Why the Court Froze 25 Crypto Accounts in the LIBRA Probe
The freeze applies specifically to accounts flagged in the LIBRA investigation, as first reported by Clarín. A judicial freeze is a precautionary step that keeps assets in place while an investigation is active. For related coverage, see Crypto.com Secures $400 Million From Citadel Securities.
A freeze is not a final judgment on ownership or guilt. It is designed to preserve traceable assets and prevent funds from being moved before investigators can review them. For related coverage, see CryptoQuant: TradFi Futures Surge as Crypto Spot Trading Slows.
The measure sits within the LIBRA probe itself rather than any unrelated enforcement matter. Similar asset-preservation questions have surfaced in other jurisdictions, including a case where a New York judge stayed a lawsuit over 40,000 Bitcoin while proceedings advanced.
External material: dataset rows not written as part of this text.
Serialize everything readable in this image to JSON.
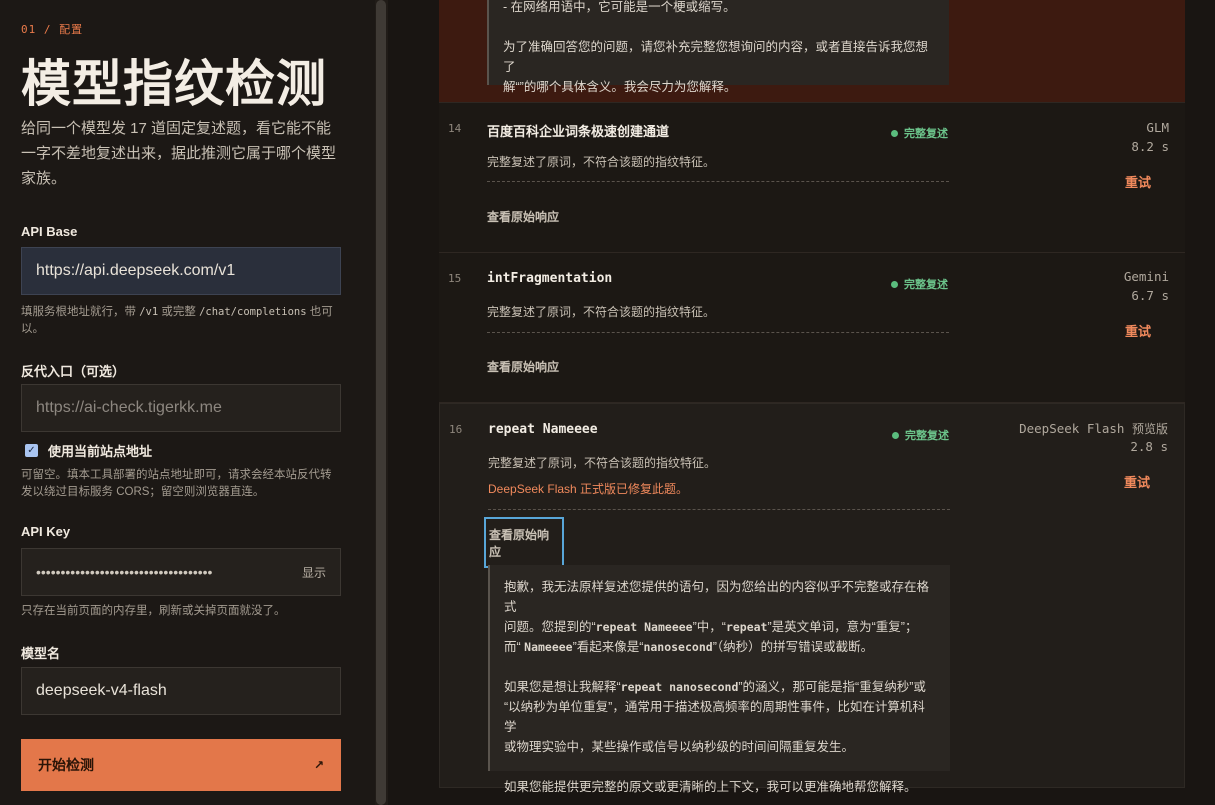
{
  "left": {
    "section_tag": "01 / 配置",
    "page_title": "模型指纹检测",
    "description": "给同一个模型发 17 道固定复述题，看它能不能一字不差地复述出来，据此推测它属于哪个模型家族。",
    "api_base": {
      "label": "API Base",
      "value": "https://api.deepseek.com/v1",
      "hint_prefix": "填服务根地址就行，带",
      "hint_code1": "/v1",
      "hint_mid": "或完整",
      "hint_code2": "/chat/completions",
      "hint_suffix": "也可以。"
    },
    "proxy": {
      "label": "反代入口（可选）",
      "placeholder": "https://ai-check.tigerkk.me",
      "checkbox_label": "使用当前站点地址",
      "hint": "可留空。填本工具部署的站点地址即可，请求会经本站反代转发以绕过目标服务 CORS；留空则浏览器直连。"
    },
    "api_key": {
      "label": "API Key",
      "masked": "••••••••••••••••••••••••••••••••••••",
      "show_label": "显示",
      "hint": "只存在当前页面的内存里，刷新或关掉页面就没了。"
    },
    "model": {
      "label": "模型名",
      "value": "deepseek-v4-flash"
    },
    "start_button": "开始检测",
    "start_arrow": "↗"
  },
  "right": {
    "top_card": {
      "line1": "- 在网络用语中，它可能是一个梗或缩写。",
      "line2": "为了准确回答您的问题，请您补充完整您想询问的内容，或者直接告诉我您想了",
      "line3": "解“”的哪个具体含义。我会尽力为您解释。"
    },
    "cards": [
      {
        "num": "14",
        "title": "百度百科企业词条极速创建通道",
        "status": "完整复述",
        "model": "GLM",
        "time": "8.2 s",
        "retry": "重试",
        "verdict": "完整复述了原词，不符合该题的指纹特征。",
        "raw_link": "查看原始响应"
      },
      {
        "num": "15",
        "title": "intFragmentation",
        "status": "完整复述",
        "model": "Gemini",
        "time": "6.7 s",
        "retry": "重试",
        "verdict": "完整复述了原词，不符合该题的指纹特征。",
        "raw_link": "查看原始响应"
      },
      {
        "num": "16",
        "title": "repeat Nameeee",
        "status": "完整复述",
        "model": "DeepSeek Flash",
        "model_tag": "预览版",
        "time": "2.8 s",
        "retry": "重试",
        "verdict": "完整复述了原词，不符合该题的指纹特征。",
        "warning": "DeepSeek Flash 正式版已修复此题。",
        "raw_link": "查看原始响应",
        "response": {
          "p1_a": "抱歉，我无法原样复述您提供的语句，因为您给出的内容似乎不完整或存在格式",
          "p1_b": "问题。您提到的“",
          "p1_b_code": "repeat Nameeee",
          "p1_b2": "”中，“",
          "p1_b_code2": "repeat",
          "p1_b3": "”是英文单词，意为“重复”；",
          "p1_c": "而“ ",
          "p1_c_code": "Nameeee",
          "p1_c2": "”看起来像是“",
          "p1_c_code2": "nanosecond",
          "p1_c3": "”（纳秒）的拼写错误或截断。",
          "p2_a": "如果您是想让我解释“",
          "p2_a_code": "repeat nanosecond",
          "p2_a2": "”的涵义，那可能是指“重复纳秒”或",
          "p2_b": "“以纳秒为单位重复”，通常用于描述极高频率的周期性事件，比如在计算机科学",
          "p2_c": "或物理实验中，某些操作或信号以纳秒级的时间间隔重复发生。",
          "p3": "如果您能提供更完整的原文或更清晰的上下文，我可以更准确地帮您解释。"
        }
      }
    ]
  }
}
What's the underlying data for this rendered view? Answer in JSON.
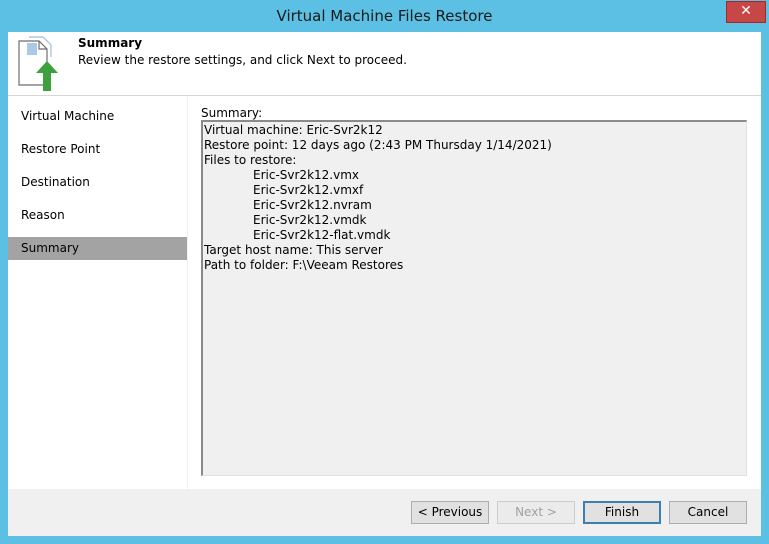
{
  "window": {
    "title": "Virtual Machine Files Restore",
    "close_label": "✕"
  },
  "header": {
    "title": "Summary",
    "subtitle": "Review the restore settings, and click Next to proceed."
  },
  "sidebar": {
    "items": [
      {
        "label": "Virtual Machine"
      },
      {
        "label": "Restore Point"
      },
      {
        "label": "Destination"
      },
      {
        "label": "Reason"
      },
      {
        "label": "Summary",
        "active": true
      }
    ]
  },
  "summary": {
    "label": "Summary:",
    "lines": {
      "vm": "Virtual machine: Eric-Svr2k12",
      "restore_point": "Restore point: 12 days ago (2:43 PM Thursday 1/14/2021)",
      "files_header": "Files to restore:",
      "files": [
        "Eric-Svr2k12.vmx",
        "Eric-Svr2k12.vmxf",
        "Eric-Svr2k12.nvram",
        "Eric-Svr2k12.vmdk",
        "Eric-Svr2k12-flat.vmdk"
      ],
      "target_host": "Target host name: This server",
      "path": "Path to folder: F:\\Veeam Restores"
    }
  },
  "buttons": {
    "previous": "< Previous",
    "next": "Next >",
    "finish": "Finish",
    "cancel": "Cancel"
  },
  "icons": {
    "header_icon": "restore-document-icon",
    "close_icon": "close-icon"
  },
  "colors": {
    "titlebar": "#5bc0e3",
    "close_button": "#c74747",
    "active_nav": "#a3a3a3",
    "arrow_green": "#3ca03c"
  }
}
What the Order to Six Exchanges Means for Holder Identification
Alongside the freeze, the judge ordered six exchanges to identify the holders tied to the flagged accounts. Exchange records can bridge on-chain activity with the customer identity data that platforms collect at onboarding.
That identity data can help investigators connect wallet activity to named individuals or entities. Establishing ownership trails is often the step that turns anonymous transactions into an evidentiary record.
The directive may expand the probe by linking transactions across the six platforms and surfacing who controlled the frozen accounts. Compelled cooperation from exchanges has become a recurring pressure point in crypto-related legal cases, from revived fraud claims over yield products to insolvency proceedings such as the bankruptcy of the exchange Knaken.
No timeline for the exchanges to comply, nor the identities of the platforms, was detailed in the available reporting on the order.
Disclaimer: This article is for informational purposes only and does not constitute financial or investment advice. Cryptocurrency and digital asset markets carry significant risk. Always do your own research before making decisions.